Go-to-market is both strategic and tactical and Skok believes just as Rome wasn’t built in a day so too your GTM strategy and tactics shouldn’t. GTM business model is driven through continuous integration and improvement and is results-oriented and execution driven.
When designing your go to market it is important to identify your market stage and the strategy required to cater to that phase. It is not what the seller wants to do but respect what the market needs. As Moore argues in his Crossing the Chasm book that there is a chasm between the early adopters of the product and early majority, therefore, is vital to identify your market stage, strategy required and plan for the next phase of the market.

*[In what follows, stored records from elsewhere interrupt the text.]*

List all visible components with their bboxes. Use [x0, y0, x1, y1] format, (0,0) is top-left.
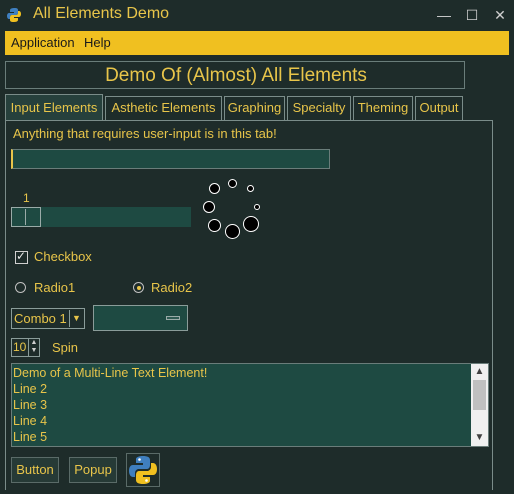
- spin-label: Spin: [52, 340, 79, 355]
- scroll-down-icon[interactable]: ▼: [471, 430, 488, 446]
- radio2-label[interactable]: Radio2: [151, 280, 192, 295]
- multiline-line: Demo of a Multi-Line Text Element!: [13, 366, 208, 380]
- spinner-dot: [208, 219, 221, 232]
- spinner-dot: [228, 179, 237, 188]
- main-title: Demo Of (Almost) All Elements: [105, 65, 367, 86]
- python-logo-icon: [7, 8, 21, 22]
- spinner-dot: [225, 224, 240, 239]
- menu-application[interactable]: Application: [11, 31, 75, 55]
- menubar: Application Help: [5, 31, 509, 55]
- radio1-label[interactable]: Radio1: [34, 280, 75, 295]
- spinner-dot: [247, 185, 254, 192]
- slider-handle[interactable]: [11, 207, 41, 227]
- close-button[interactable]: ✕: [486, 0, 514, 30]
- popup-button[interactable]: Popup: [69, 457, 117, 483]
- multiline-line: Line 3: [13, 398, 48, 412]
- tab-theming[interactable]: Theming: [353, 96, 413, 120]
- checkmark-icon: ✓: [16, 249, 27, 263]
- scroll-thumb[interactable]: [473, 380, 486, 410]
- combo-value[interactable]: Combo 1: [14, 311, 67, 326]
- radio-selected-dot: [137, 286, 141, 290]
- tab-asthetic-elements[interactable]: Asthetic Elements: [105, 96, 222, 120]
- spinner-dot: [254, 204, 260, 210]
- tab-input-elements[interactable]: Input Elements: [5, 94, 103, 120]
- slider-handle-grip: [25, 209, 26, 225]
- radio1-button[interactable]: [15, 282, 26, 293]
- menu-help[interactable]: Help: [84, 31, 111, 55]
- tab-description: Anything that requires user-input is in …: [13, 126, 277, 141]
- checkbox-label[interactable]: Checkbox: [34, 249, 92, 264]
- multiline-line: Line 4: [13, 414, 48, 428]
- tab-specialty[interactable]: Specialty: [287, 96, 351, 120]
- spin-down-icon[interactable]: ▼: [29, 347, 39, 355]
- spinner-dot: [203, 201, 215, 213]
- chevron-down-icon[interactable]: ▼: [69, 310, 83, 327]
- image-button[interactable]: [126, 453, 160, 487]
- slider-value: 1: [23, 191, 30, 205]
- spin-value[interactable]: 10: [13, 340, 26, 354]
- tab-graphing[interactable]: Graphing: [224, 96, 285, 120]
- window-title: All Elements Demo: [33, 5, 170, 22]
- tab-output[interactable]: Output: [415, 96, 463, 120]
- spin-up-icon[interactable]: ▲: [29, 339, 39, 347]
- spinner-dot: [209, 183, 220, 194]
- option-menu-indicator: [166, 316, 180, 320]
- scroll-up-icon[interactable]: ▲: [471, 364, 488, 380]
- main-title-box: Demo Of (Almost) All Elements: [5, 61, 465, 89]
- text-input[interactable]: [11, 149, 330, 169]
- minimize-button[interactable]: —: [430, 0, 458, 30]
- multiline-line: Line 2: [13, 382, 48, 396]
- multiline-line: Line 5: [13, 430, 48, 444]
- spin-arrows[interactable]: ▲ ▼: [28, 339, 39, 356]
- spinner-dot: [243, 216, 259, 232]
- maximize-button[interactable]: ☐: [458, 0, 486, 30]
- button-button[interactable]: Button: [11, 457, 59, 483]
- python-logo-icon: [129, 456, 157, 484]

It is not only the first mover advantage nor product-market-fit to dominate the market. If you figure out how to scale with velocity you can overtake successful players that were already in that market. Gil believes that most successful founders can see what others don’t by almost cloning themselves as a customer. You can crack through the markets by being product centric rather than customer centric.
When designing your Go-to-Market market machine you will have to align your GTM plans in operations, marketing, and sales and figure out how all this will be executed in the end. Initially, the go-to-market plan should only be created after gathering user insights and creating success metrics and that will inevitably mean that in the best of the circumstances you will have to tweak your go-to-market strategy.